If you work in a customer service or sales position, having a good disposition is crucial to career success. You need to be friendly so that people want to work with you and so that customers come back to the business.

Whether you wait tables, sell phone plans or help cut and style people’s hair, you still deserve to be treated with dignity on the job. Unfortunately, some customers feel like if they can mistreat the people serving them.

Even worse, some businesses have models that seem to endorse this kind of abuse. Do you have to endure aggressive flirting, unwanted touching or other misconduct from customers that makes you uncomfortable?

Sexual harassment from customers is still workplace sexual harassment

Although companies can certainly profit off of convincing their workers to ignore mistreatment, those workers may suffer long-term emotional issues and career setbacks because of the experiences they have had on the job.

When a customer crosses the line and touches you inappropriately, makes repeated degrading or demeaning comments, or makes you feel unsafe, you should be able to tell your manager about your experience and rely on them to help you. Employers have an obligation to prevent sexual harassment in the workplace.

Customers could easily engage in common kinds of sexual harassment. They might offer a bigger tip or some kind of job benefit for a worker complying with their misconduct, or they might create a hostile work environment that makes a worker feel like they should leave and find a different job. In either case, you should be able to rely on management to remove you from the situation or remove the customers from the business. 

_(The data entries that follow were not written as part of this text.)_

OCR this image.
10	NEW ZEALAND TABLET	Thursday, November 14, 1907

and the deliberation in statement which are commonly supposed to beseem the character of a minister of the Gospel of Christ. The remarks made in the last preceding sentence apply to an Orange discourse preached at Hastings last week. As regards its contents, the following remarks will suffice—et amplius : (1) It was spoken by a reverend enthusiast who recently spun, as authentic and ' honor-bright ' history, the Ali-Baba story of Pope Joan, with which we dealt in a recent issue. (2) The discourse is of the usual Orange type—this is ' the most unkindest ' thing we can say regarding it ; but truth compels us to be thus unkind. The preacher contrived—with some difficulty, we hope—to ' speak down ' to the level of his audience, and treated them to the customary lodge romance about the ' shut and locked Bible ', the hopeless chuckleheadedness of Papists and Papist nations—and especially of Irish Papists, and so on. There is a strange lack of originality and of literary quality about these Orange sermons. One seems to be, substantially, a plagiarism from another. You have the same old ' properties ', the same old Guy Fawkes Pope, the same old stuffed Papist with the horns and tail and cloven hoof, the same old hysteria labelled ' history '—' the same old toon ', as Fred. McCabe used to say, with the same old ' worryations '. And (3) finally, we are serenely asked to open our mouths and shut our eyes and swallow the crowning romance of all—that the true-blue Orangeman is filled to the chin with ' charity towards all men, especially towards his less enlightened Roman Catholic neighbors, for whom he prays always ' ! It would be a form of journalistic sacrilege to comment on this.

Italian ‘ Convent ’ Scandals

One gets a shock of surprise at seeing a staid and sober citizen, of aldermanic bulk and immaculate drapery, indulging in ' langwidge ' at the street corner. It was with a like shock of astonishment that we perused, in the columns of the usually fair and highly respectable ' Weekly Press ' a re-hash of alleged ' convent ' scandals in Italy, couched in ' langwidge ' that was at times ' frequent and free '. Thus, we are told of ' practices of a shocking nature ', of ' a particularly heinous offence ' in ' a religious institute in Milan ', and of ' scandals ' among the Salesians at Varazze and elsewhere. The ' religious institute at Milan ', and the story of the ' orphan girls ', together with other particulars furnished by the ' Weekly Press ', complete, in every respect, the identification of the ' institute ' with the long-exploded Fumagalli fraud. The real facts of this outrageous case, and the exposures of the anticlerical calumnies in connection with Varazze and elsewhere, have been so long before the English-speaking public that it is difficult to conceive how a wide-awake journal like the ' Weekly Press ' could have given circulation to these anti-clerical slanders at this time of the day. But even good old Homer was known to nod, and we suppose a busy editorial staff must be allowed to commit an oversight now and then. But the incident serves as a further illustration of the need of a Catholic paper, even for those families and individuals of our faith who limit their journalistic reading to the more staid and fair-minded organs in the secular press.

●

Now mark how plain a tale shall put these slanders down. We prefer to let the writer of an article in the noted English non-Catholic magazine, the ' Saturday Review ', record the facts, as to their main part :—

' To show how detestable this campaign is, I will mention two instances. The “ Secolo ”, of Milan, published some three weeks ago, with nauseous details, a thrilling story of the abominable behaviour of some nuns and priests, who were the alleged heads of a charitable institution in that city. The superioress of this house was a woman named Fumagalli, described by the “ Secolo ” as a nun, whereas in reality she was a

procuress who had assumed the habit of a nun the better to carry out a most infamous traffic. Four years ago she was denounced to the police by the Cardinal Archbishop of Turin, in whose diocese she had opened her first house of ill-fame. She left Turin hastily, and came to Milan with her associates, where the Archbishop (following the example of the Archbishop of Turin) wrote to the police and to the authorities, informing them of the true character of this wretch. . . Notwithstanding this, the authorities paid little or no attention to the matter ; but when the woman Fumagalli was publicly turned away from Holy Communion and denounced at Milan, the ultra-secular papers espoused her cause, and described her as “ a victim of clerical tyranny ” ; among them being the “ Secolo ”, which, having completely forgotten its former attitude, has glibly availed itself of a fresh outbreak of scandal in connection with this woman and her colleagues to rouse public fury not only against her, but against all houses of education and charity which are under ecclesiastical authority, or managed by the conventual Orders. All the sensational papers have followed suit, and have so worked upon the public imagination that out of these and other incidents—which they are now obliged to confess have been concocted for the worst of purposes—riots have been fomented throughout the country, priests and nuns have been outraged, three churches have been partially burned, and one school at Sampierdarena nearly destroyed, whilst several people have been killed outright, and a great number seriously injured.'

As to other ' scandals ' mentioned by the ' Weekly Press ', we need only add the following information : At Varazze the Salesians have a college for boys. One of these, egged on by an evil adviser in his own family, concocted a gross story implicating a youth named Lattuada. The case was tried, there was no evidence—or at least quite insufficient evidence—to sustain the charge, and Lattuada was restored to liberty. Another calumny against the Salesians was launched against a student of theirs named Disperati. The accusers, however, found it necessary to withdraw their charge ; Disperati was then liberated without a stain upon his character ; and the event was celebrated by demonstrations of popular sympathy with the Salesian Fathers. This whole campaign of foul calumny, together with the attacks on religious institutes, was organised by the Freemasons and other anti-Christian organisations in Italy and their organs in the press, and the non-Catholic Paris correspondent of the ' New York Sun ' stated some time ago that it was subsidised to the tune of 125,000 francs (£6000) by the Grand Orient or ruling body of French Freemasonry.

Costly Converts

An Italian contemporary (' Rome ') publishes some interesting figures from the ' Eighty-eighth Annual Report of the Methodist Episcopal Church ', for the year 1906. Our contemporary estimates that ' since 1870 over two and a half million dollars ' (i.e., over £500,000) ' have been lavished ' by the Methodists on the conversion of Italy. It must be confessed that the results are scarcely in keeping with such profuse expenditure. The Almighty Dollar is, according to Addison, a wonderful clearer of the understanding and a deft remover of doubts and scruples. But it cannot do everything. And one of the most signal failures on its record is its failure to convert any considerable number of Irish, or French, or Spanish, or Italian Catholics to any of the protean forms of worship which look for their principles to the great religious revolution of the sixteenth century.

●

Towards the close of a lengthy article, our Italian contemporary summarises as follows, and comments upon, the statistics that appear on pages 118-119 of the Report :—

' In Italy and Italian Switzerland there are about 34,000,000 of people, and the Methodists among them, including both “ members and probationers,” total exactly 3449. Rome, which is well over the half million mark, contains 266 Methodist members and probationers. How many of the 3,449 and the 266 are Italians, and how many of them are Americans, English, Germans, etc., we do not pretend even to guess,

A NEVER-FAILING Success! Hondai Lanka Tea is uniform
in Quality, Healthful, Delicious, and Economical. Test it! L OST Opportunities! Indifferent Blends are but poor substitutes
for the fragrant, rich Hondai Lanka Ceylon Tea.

How do you fight customer sexual harassment?

The first and most direct way to fight customer sexual harassment is to tell the people bothering you that you don’t appreciate their behavior. However, you may not feel fake doing so, or you may worry that they will then complain about you or deny you a gratuity after you’ve already done your job.

It may be better to go directly to a manager or supervisor and explain the situation. You could ask to have someone else continue serving that table or to take over handling that client in the future. If your supervisor or manager won’t intervene or they tell you to get over it and get back to work, then you need to start documenting the issues.

Recording the details about each incident will help show that you have to endure a hostile work environment and that management does not protect you. You may then be in a position to take legal action against the company for their contributions to the sexual harassment you’ve endured on the job.

Understanding that customer behavior can constitute sexual harassment may be the first step toward defending yourself against this kind of workplace misconduct.